According to data from CryptoQuant, the $1.7 billion worth of Bitcoin represents around 27,000 BTC in the current market. These transactions, which took place between April 16 and 17, set a new daily record for Bitcoin.
The previous record of 25,000 BTC was set on March 23 when the price of Bitcoin was around $63,500. This data suggests that traders have been buying the asset when the price is in that range and that long-time holders of Bitcoin are not panicking due to the volatility.
An accumulation address is a Bitcoin wallet that only has a history of deposits and holds about 10 BTC. The addresses belonging to exchanges and miners have been excluded from the list of accumulation addresses. These addresses have also been active in the market at some point over the past seven years. With the halving event approaching, there has been much discussion surrounding it.

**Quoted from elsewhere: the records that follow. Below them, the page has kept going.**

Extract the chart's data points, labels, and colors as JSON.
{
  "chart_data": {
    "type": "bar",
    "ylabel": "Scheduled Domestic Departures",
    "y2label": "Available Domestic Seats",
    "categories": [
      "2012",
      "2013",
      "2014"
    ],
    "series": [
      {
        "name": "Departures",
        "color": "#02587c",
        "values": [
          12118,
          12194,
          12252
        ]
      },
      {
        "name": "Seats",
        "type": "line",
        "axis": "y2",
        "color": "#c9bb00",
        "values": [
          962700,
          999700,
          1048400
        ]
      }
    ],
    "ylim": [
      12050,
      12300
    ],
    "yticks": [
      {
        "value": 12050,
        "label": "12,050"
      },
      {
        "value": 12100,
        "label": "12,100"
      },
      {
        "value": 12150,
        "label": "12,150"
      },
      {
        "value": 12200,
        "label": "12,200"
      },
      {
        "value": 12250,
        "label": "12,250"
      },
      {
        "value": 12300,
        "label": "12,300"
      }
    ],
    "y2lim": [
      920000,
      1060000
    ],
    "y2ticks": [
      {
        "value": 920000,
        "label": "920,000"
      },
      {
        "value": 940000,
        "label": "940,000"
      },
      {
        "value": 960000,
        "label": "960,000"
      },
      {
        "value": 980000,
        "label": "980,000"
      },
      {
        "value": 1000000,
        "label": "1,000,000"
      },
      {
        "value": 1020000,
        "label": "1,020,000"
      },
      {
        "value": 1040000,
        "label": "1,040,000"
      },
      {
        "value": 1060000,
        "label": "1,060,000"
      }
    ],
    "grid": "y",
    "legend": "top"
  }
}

A pseudonymous trader known as Rekt predicts a positive rally after the halving. According to Rekt, this is the final opportunity for traders to buy a significant amount of Bitcoin before its post-halving rally. The trader believes that Bitcoin is currently undergoing the same cycle as in its previous halvings.
Rekt suggests that the recent price correction is a pre-halving ritual, and expects the asset to make a significant comeback. It is worth noting that Bitcoin experienced a 14% dip after reaching an all-time high on March 13.
With the upcoming halving scheduled for April 20, Rekt believes that Bitcoin could enter a re-accumulation phase. Once Bitcoin moves past this phase, it is expected to enter a parabolic uptrend. Rekt mentions that historically, this phase has lasted just over a year (approximately 385 days), but with the potential for an Accelerated Cycle in this market cycle, the duration may be shortened.